Pilpres 2024: ”Tak Seru Tanpa NU”
Pada saat partai-partai rikuh saling kritik karena memiliki perilaku yang sama dan hanya berani saling intip, maka warga NU memberikan contoh bagaimana politik harus dikelola secara terbuka dan saling kritik.
Beberapa bulan terakhir Nahdlatul Ulama tengah on fire, bagaikan primadona di media massa dan sosial.
Hal ini berkaitan dengan berbagai hasil survei yang menunjukkan warga Indonesia yang mengaku terafiliasi ke NU bukan saja besar jumlahnya, melainkan juga terus meningkat angkanya.

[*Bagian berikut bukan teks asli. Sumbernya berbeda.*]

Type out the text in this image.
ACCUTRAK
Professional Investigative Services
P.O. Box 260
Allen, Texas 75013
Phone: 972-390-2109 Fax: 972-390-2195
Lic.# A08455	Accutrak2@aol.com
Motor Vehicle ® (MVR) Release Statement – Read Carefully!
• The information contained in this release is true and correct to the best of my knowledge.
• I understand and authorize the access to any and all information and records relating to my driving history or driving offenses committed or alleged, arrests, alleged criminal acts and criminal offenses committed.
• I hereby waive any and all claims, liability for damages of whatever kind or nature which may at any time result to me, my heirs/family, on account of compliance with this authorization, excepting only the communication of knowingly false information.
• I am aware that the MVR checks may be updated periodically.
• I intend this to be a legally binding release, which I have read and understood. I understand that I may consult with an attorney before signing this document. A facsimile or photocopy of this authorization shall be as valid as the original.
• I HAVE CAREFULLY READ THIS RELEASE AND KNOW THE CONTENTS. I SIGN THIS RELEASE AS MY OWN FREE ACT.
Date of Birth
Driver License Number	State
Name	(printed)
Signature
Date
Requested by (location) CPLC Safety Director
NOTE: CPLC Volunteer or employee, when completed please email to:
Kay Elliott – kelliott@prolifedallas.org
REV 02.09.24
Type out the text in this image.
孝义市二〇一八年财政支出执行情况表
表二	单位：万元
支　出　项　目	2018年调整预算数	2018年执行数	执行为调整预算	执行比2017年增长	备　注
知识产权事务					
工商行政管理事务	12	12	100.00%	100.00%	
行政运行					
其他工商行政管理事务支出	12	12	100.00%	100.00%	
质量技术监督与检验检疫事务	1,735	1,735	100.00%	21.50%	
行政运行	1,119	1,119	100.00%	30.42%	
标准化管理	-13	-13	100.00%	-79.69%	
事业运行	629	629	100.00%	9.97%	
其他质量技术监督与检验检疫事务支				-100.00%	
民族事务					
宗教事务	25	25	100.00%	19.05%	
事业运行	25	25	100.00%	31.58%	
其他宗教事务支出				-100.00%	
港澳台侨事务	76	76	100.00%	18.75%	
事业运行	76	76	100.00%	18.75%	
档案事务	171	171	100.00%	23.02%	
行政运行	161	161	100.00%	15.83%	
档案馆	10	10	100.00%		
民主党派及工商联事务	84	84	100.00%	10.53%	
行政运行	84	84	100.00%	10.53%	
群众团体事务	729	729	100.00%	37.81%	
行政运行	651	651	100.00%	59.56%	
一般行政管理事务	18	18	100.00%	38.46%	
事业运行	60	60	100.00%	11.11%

Hasil survei Kompas, SMRC, dan Alvara, misalnya, menunjukkan besarnya afiliasi itu. Setidaknya 59,2 persen pemeluk Islam Indonesia mengaku berafiliasi ke NU. Survei Lembaga Survei Indonesia (LSI) Denny JA juga menunjukkan tren pengikut NU yang terus meningkat. Jumlah mereka yang merasa jadi bagian dari NU naik menjadi 56,9 persen pada 2023, dari 27,5 persen pada 2005.
Ini semua tidak ditunjukkan melalui kartu anggota yang dikeluarkan organisasi berlambang gambar jagat dengan bintang sembilan dan lingkaran tampar yang longgar itu, tetapi untuk sebuah kompetisi pasangan presiden-wakil presiden, sudah cukup untuk dianggap sebagai ceruk potensial guna memenangi pertarungan pilpres.
Di sisi lain, di balik besarnya potensi suara NU, sesungguhnya sejak lama sudah ada variasi pilihan—baik masyarakat NU maupun para elitenya—kepada partai-partai yang berbeda. Oleh karena itu, NU hampir selalu menjadi topik ramai di perbincangan publik di setiap pemilu dan pilpres.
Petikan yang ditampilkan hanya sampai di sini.